Esposizione annuale, Firenze, 1895-1896, sala VI n.234; Mostra del pittore Giuseppe Pellizza da Volpedo, 1868-1907 ordinata nella Pinacoteca Civica di Alessandria, 12 giugno-30 settembre 1954 (opera fuori catalogo);

Pellizza da Volpedo. Ritratti dal 1885 al 1895, Milano, Circolo della Stampa, 11 ottobre – 12 novembre 1983, n.23; Pellizza 1893-1895. Ritratti divisionisti, Volpedo, Studio del pittore, 1 – 29 settembre 2019, n.4.

Bibliografia

Catalogo della esposizione triennale della R. Accademia di Brera (Milano, Castello Sforzesco, 6 maggio – 5 ottobre 1894), Belle Arti, Esposizioni Riunite, Milano, 1894;

Catalogo dell’esposizione annuale, Società Promotrice di Belle Arti, Firenze, 1895; S. Becchia, Belle Arti. VI, in “Le Esposizioni Riunite di Milano”, Milano, fascicolo n.7, 1894, p.55;

C. Bozzi, Le Esposizioni Riunite.
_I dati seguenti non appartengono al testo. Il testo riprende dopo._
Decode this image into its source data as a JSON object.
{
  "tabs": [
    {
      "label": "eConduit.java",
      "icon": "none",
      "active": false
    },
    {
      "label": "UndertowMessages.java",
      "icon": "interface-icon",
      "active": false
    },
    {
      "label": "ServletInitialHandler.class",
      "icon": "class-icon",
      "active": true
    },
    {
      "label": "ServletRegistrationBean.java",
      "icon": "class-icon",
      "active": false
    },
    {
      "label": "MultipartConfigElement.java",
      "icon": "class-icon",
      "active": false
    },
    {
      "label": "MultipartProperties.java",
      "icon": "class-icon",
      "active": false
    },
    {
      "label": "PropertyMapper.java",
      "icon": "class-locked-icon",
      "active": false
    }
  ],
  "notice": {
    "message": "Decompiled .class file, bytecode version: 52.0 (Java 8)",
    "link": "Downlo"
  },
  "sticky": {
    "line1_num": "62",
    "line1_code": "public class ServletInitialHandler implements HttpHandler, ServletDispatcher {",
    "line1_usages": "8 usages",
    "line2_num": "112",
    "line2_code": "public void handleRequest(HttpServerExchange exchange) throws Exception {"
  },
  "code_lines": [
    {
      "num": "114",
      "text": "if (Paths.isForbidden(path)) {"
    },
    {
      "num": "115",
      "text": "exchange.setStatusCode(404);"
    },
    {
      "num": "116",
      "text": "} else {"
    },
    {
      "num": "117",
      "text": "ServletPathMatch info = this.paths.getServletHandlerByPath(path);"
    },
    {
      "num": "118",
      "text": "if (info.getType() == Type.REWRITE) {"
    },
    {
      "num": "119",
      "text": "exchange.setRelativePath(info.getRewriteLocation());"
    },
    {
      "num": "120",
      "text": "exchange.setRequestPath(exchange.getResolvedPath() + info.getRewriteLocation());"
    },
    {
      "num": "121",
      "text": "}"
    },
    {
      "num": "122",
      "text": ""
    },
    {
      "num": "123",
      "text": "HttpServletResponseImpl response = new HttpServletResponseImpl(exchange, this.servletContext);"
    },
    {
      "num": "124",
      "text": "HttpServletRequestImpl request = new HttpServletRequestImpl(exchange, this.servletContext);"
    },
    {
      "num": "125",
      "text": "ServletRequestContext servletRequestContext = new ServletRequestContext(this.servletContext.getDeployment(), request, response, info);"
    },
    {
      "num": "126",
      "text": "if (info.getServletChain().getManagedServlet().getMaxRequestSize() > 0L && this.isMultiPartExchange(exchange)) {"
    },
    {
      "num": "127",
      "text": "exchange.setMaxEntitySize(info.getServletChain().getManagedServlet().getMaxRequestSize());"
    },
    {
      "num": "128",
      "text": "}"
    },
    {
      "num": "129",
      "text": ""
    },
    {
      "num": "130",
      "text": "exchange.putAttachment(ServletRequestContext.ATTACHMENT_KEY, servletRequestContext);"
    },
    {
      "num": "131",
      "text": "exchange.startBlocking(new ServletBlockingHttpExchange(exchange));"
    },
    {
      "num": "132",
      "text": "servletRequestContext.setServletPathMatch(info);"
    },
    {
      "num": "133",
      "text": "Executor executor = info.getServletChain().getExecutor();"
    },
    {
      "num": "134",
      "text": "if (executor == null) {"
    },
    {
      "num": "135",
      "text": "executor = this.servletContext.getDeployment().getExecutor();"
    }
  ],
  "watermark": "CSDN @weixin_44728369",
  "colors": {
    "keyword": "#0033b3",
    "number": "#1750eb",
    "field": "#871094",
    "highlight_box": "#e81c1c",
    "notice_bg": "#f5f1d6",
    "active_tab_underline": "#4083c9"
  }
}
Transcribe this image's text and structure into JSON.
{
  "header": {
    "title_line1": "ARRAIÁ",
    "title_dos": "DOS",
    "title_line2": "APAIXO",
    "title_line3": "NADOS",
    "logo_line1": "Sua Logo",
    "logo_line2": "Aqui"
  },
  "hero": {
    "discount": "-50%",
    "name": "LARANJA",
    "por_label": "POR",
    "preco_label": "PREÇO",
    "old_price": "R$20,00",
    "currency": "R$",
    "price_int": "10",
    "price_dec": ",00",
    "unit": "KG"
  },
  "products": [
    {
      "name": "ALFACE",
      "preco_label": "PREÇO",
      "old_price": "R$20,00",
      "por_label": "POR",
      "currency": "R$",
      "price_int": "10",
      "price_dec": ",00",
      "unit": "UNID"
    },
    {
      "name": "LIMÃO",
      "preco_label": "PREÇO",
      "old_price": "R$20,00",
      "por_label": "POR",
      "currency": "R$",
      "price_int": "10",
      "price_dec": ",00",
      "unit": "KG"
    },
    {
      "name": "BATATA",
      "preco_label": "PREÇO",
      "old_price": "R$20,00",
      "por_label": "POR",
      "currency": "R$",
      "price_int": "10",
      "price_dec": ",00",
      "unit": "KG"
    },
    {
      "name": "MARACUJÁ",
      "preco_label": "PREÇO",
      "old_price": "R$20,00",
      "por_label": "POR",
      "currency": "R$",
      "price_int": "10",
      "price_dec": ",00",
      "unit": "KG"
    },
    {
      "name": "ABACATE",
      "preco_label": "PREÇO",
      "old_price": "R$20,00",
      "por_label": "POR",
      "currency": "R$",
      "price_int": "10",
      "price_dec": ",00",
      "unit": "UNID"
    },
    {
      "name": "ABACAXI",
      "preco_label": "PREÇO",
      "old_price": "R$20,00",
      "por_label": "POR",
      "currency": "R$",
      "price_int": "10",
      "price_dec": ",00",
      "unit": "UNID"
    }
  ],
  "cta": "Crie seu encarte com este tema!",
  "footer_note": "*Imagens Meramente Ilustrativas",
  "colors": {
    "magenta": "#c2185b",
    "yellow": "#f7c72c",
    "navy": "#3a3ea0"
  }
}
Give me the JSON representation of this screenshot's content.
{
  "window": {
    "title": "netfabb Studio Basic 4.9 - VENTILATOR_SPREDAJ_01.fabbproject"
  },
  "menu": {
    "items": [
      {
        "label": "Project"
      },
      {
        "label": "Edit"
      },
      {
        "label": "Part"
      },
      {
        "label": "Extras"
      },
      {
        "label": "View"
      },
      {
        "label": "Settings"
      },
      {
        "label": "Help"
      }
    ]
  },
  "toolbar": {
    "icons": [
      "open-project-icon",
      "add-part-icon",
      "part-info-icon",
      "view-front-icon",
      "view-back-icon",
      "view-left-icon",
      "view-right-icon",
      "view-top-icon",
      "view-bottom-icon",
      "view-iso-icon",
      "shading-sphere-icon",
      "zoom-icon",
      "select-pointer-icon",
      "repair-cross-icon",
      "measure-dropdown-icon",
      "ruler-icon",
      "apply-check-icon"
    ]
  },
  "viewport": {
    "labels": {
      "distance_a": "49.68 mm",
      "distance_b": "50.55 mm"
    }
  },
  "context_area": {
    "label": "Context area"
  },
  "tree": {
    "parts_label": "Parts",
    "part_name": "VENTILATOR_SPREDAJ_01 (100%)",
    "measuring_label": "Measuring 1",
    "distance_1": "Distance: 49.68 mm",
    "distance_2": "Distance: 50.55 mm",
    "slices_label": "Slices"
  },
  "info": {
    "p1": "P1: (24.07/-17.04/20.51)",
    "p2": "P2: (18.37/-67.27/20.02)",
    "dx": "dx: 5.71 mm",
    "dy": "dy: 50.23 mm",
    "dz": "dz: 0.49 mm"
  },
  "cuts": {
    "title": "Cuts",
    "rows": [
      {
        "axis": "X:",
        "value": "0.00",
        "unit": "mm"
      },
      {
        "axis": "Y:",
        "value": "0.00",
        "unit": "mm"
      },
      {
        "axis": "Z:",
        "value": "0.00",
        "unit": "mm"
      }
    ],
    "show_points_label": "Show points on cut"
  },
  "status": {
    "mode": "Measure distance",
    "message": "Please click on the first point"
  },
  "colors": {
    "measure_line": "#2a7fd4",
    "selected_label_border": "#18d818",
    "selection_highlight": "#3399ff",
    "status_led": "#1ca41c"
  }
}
Pittura I: Il ritratto, in “L’Italia del popolo”, Milano, 24 – 25 giugno 1894;

F. Sapori, Pellizza pittore, in “I maestri dell’arte. Monografie di artisti italiani moderni”, n.19, Torino, 1920, tav.6; T. Fiori, F. Bellonzi, Archivi del Divisionismo, Officina Edizioni, Roma 1969, vol.I, p.172, nota 5, vol.II, V.115 p.94, n.1246 p.248 ripr.;

A. Scotti, Catalogo dei manoscritti di Giuseppe Pellizza da Volpedo provenienti dalla donazione Eredi Pellizza, Tortona, 1974, p.34 nota 2;

A. Scotti, a cura di, Pellizza da Volpedo. Ritratti dal 1885 al 1895, catalogo della mostra (Milano, Circolo della Stampa, 11 ottobre – 12 novembre 1983), Comune di Milano, Ripartizione cultura e spettacolo, Circolo della Stampa, 1983, ripr. s.p.; A. Scotti, Pellizza da Volpedo. Catalogo generale, Electa, Milano, 1986, n.786 p.310 ripr.;

A. Scotti Tosini, a cura di, Pellizza 1893-1895. Ritratti divisionisti, catalogo della mostra (Volpedo, Studio del pittore, 1 – 29 settembre 2019), Fondazione Cassa di Risparmio di Tortona, Associazione Pellizza da Volpedo onlus, Tipografia Fadia, Castelnuovo Scrivia (Al), 2019, pp.47-48 ripr., pp.8,19,73-83 ripr., pp.9,17-18,21,39.

Note critiche

Reduce da un primo soggiorno di studi a Firenze, dove arriva nel gennaio 1888, e dall’apprendistato presso Cesare Tallone all’Accademia Carrara di Bergamo, che data il suo inizio nel novembre dello stesso anno, Giuseppe Pellizza si dedica alla ritrattistica con grande slancio, firmando già nel 1889 un capolavoro del genere, quel celebre Ricordo di un dolore[1] in cui l’impostazione talloniana della figura sposa l’impianto cromatico di scuola macchiaiola e l’innata attitudine fisiognomica propria dell’artista. Ancora nel 1891 in Ritratto del signor Giuseppe Giani, mediatore[2] e in Ritratto di giovane donna[3], la posa frontale e la scelta di un fondale chiaro, a vivificare il soggetto, rimandano alle medesime influenze prive di tracce di divisionismo, cui Pellizza si avvicina negli anni a seguire grazie ai nuovi contatti con Plinio Nomellini, già conosciuto a Firenze, e Angelo Morbelli, sostanziali per l’evoluzione della pittura del volpedese. “Mi porterai un Rood; se a Milano in qualche libreria potrai trovarmelo: così avrò agio di studiare, più profondamente di quel che non posso col Guaita e col Bellotti, la teoria dei complementari”[4] scrive Pellizza a Morbelli nel dicembre del 1894 in previsione di un’imminente trasferta dell’amico a Volpedo. Il carteggio è significativo per individuare la natura di una formazione che si andava perfezionando sui maggiori testi italiani e stranieri in materia di scienza del colore, e nello specifico attraverso le pagine di Modern Chromatics, with Applications to Art and Industry del fisico americano Ogden Rood, lodato nelle successive lettere per “l’esposizione che l’autore fa della teoria […] semplice e piana, accessibile […] anche ad una mente non ancora approfondita a studi scientifici”[5].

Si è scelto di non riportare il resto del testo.